🤖 AI Summary
Existing wrist-worn photoplethysmography (PPG) devices suffer from low heart rate estimation accuracy under motion artifacts, while current arrhythmia classification methods are largely limited to unimodal, binary classification (e.g., atrial fibrillation vs. sinus rhythm) and lack generalizability across diverse arrhythmias. To address these limitations, we propose RhythmiNet: an end-to-end, multimodal, three-class classifier (atrial fibrillation / sinus rhythm / other arrhythmias) that jointly processes PPG and accelerometer (ACC) signals.
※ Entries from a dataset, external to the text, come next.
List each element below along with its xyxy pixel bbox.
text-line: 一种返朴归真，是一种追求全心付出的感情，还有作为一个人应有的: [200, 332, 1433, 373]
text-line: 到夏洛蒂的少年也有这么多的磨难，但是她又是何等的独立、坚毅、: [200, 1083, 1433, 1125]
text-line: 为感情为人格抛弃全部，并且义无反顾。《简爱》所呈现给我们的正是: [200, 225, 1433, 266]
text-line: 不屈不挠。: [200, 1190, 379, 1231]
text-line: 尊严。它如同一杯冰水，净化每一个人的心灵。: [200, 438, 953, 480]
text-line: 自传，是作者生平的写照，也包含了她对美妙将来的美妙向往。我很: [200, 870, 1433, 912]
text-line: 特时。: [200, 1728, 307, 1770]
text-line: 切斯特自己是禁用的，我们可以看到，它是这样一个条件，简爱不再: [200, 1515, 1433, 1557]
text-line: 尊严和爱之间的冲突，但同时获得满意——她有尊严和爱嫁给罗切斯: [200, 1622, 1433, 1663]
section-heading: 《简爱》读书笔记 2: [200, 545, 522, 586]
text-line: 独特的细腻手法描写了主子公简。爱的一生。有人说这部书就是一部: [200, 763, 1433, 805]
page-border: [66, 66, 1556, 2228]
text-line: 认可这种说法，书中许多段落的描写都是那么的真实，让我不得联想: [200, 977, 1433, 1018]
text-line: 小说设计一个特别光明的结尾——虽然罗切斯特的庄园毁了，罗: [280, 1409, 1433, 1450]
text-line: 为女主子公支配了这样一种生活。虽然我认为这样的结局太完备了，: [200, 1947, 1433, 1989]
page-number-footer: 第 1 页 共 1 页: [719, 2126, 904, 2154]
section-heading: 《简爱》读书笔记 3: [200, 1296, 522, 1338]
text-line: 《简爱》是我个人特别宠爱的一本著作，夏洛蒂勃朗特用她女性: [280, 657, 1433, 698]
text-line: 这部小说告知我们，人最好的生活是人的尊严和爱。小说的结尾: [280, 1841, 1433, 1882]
RhythmiNet employs a residual architecture augmented with a novel dual-attention mechanism—operating simultaneously across temporal and channel dimensions—to enhance robustness to motion-induced signal degradation. Crucially, it is the first method to evaluate performance stratified by motion intensity without discarding motion-contaminated segments. Experiments demonstrate that RhythmiNet achieves a 4.3% improvement in macro-AUC over a unimodal PPG baseline and a 12% gain over a handcrafted heart rate variability (HRV) feature–based logistic regression model, validating the efficacy and advancement of multimodal fusion and attention modeling for real-world arrhythmia classification.
📝 Abstract
Atrial fibrillation (AF) is a leading cause of stroke and mortality, particularly in elderly patients. Wrist-worn photoplethysmography (PPG) enables non-invasive, continuous rhythm monitoring, yet suffers from significant vulnerability to motion artifacts and physiological noise. Many existing approaches rely solely on single-channel PPG and are limited to binary AF detection, often failing to capture the broader range of arrhythmias encountered in clinical settings. We introduce RhythmiNet, a residual neural network enhanced with temporal and channel attention modules that jointly leverage PPG and accelerometer (ACC) signals. The model performs three-class rhythm classification: AF, sinus rhythm (SR), and Other. To assess robustness across varying movement conditions, test data are stratified by accelerometer-based motion intensity percentiles without excluding any segments. RhythmiNet achieved a 4.3% improvement in macro-AUC over the PPG-only baseline. In addition, performance surpassed a logistic regression model based on handcrafted HRV features by 12%, highlighting the benefit of multimodal fusion and attention-based learning in noisy, real-world clinical data.